Sophia biss sich auf die Lippe. Sie wollte nicht fies sein, doch jeder wusste, dass Linda sich kein Stück für Musik interessierte. Daher hatte Sophia nie verstanden, wie Johnny und sie miteinander klarkamen. Für Sophia dagegen war Johnnys Gitarrenspiel reine Inspiration.

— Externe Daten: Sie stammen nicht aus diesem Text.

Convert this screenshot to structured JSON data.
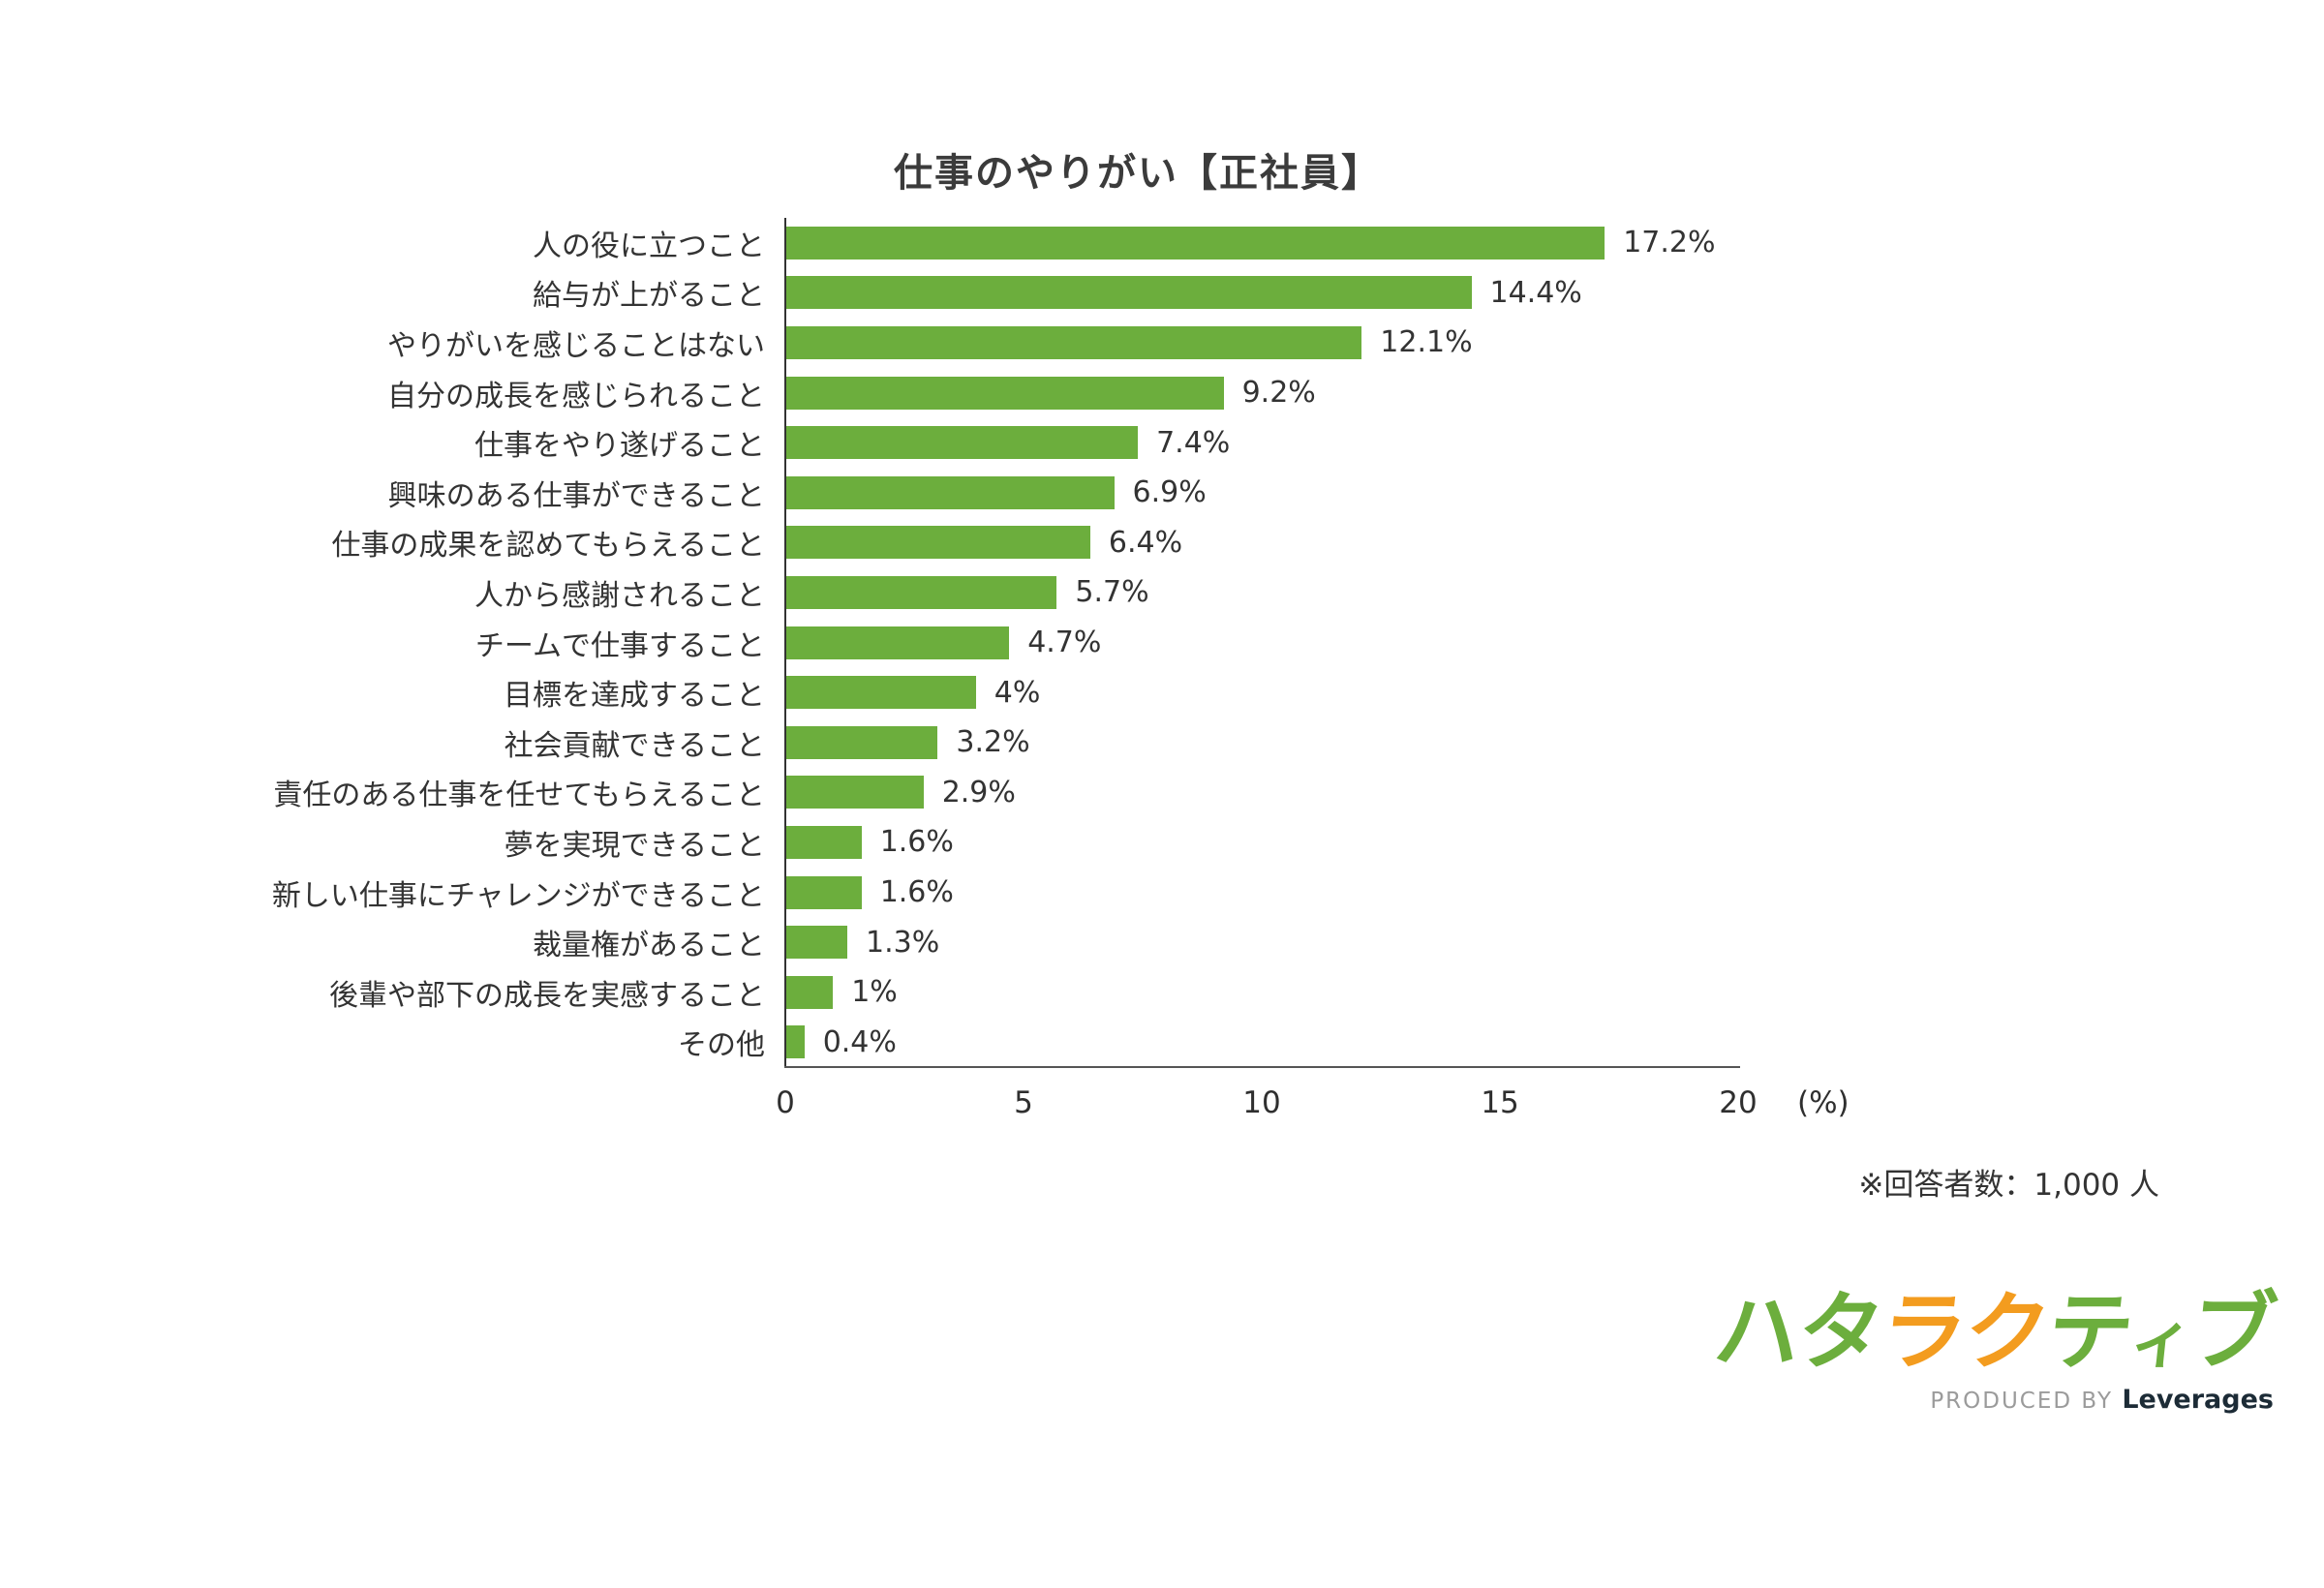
{
  "title": "仕事のやりがい【正社員】",
  "note": "※回答者数：1,000 人",
  "chart_data": {
    "type": "bar",
    "orientation": "horizontal",
    "title": "仕事のやりがい【正社員】",
    "categories": [
      "人の役に立つこと",
      "給与が上がること",
      "やりがいを感じることはない",
      "自分の成長を感じられること",
      "仕事をやり遂げること",
      "興味のある仕事ができること",
      "仕事の成果を認めてもらえること",
      "人から感謝されること",
      "チームで仕事すること",
      "目標を達成すること",
      "社会貢献できること",
      "責任のある仕事を任せてもらえること",
      "夢を実現できること",
      "新しい仕事にチャレンジができること",
      "裁量権があること",
      "後輩や部下の成長を実感すること",
      "その他"
    ],
    "values": [
      17.2,
      14.4,
      12.1,
      9.2,
      7.4,
      6.9,
      6.4,
      5.7,
      4.7,
      4,
      3.2,
      2.9,
      1.6,
      1.6,
      1.3,
      1,
      0.4
    ],
    "value_labels": [
      "17.2%",
      "14.4%",
      "12.1%",
      "9.2%",
      "7.4%",
      "6.9%",
      "6.4%",
      "5.7%",
      "4.7%",
      "4%",
      "3.2%",
      "2.9%",
      "1.6%",
      "1.6%",
      "1.3%",
      "1%",
      "0.4%"
    ],
    "xlabel": "",
    "ylabel": "",
    "xlim": [
      0,
      20
    ],
    "x_ticks": [
      "0",
      "5",
      "10",
      "15",
      "20"
    ],
    "x_unit": "(%)",
    "grid": false,
    "legend": "none",
    "bar_color": "#6cae3d"
  },
  "colors": {
    "bar": "#6cae3d",
    "logo_green": "#6cae3d",
    "logo_orange": "#f39c1f",
    "text": "#333333"
  },
  "logo": {
    "name": "ハタラクティブ",
    "chars": [
      {
        "ch": "ハ",
        "color": "#6cae3d"
      },
      {
        "ch": "タ",
        "color": "#6cae3d"
      },
      {
        "ch": "ラ",
        "color": "#f39c1f"
      },
      {
        "ch": "ク",
        "color": "#f39c1f"
      },
      {
        "ch": "テ",
        "color": "#6cae3d"
      },
      {
        "ch": "ィ",
        "color": "#6cae3d"
      },
      {
        "ch": "ブ",
        "color": "#6cae3d"
      }
    ],
    "produced_by": "PRODUCED BY",
    "company": "Leverages"
  }
}
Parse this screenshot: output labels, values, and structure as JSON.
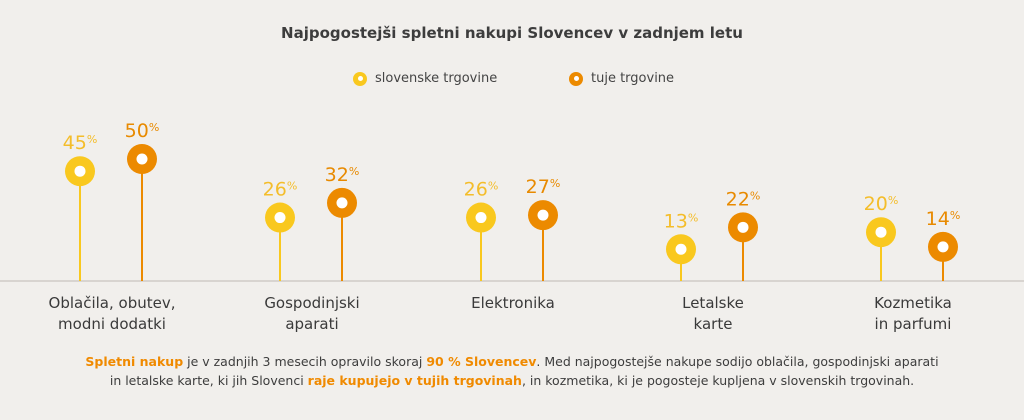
{
  "colors": {
    "domestic": "#f9c81e",
    "foreign": "#ec8a00",
    "pct_domestic_label": "#f4bd2a",
    "pct_foreign_label": "#e88a00",
    "axis": "#c9c4bf",
    "accent": "#f08a00"
  },
  "chart_data": {
    "type": "lollipop",
    "title": "Najpogostejši spletni nakupi Slovencev v zadnjem letu",
    "categories": [
      [
        "Oblačila, obutev,",
        "modni dodatki"
      ],
      [
        "Gospodinjski",
        "aparati"
      ],
      [
        "Elektronika"
      ],
      [
        "Letalske",
        "karte"
      ],
      [
        "Kozmetika",
        "in parfumi"
      ]
    ],
    "series": [
      {
        "name": "slovenske trgovine",
        "values": [
          45,
          26,
          26,
          13,
          20
        ]
      },
      {
        "name": "tuje trgovine",
        "values": [
          50,
          32,
          27,
          22,
          14
        ]
      }
    ],
    "value_suffix": "%",
    "grid": false,
    "legend_position": "top-center"
  },
  "footer": {
    "segments": [
      {
        "text": "Spletni nakup",
        "highlight": true
      },
      {
        "text": " je v zadnjih 3 mesecih opravilo skoraj ",
        "highlight": false
      },
      {
        "text": "90 % Slovencev",
        "highlight": true
      },
      {
        "text": ". Med najpogostejše nakupe sodijo oblačila, gospodinjski aparati",
        "highlight": false
      },
      {
        "break": true
      },
      {
        "text": "in letalske karte, ki jih Slovenci ",
        "highlight": false
      },
      {
        "text": "raje kupujejo v tujih trgovinah",
        "highlight": true
      },
      {
        "text": ", in kozmetika, ki je pogosteje kupljena v slovenskih trgovinah.",
        "highlight": false
      }
    ]
  }
}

@Linda stieß die Zimmertür auf. Johnny saß halb von ihr abgewandt. Die schwarzen Haare fielen ihm ins Gesicht. Er war vollkommen auf sein Spiel konzentriert, über seine Gibson Les Paul gebeugt, die sein Vater in Amerika gekauft hatte.
»Johnny? Johnny?! Johannes! ...« Linda versuchte vergebens sich Gehör zu verschaffen. Das einzige, was sie noch mehr hasste als zu warten, war übersehen zu werden. Entschlossen zog sie den Stecker aus dem Verstärker.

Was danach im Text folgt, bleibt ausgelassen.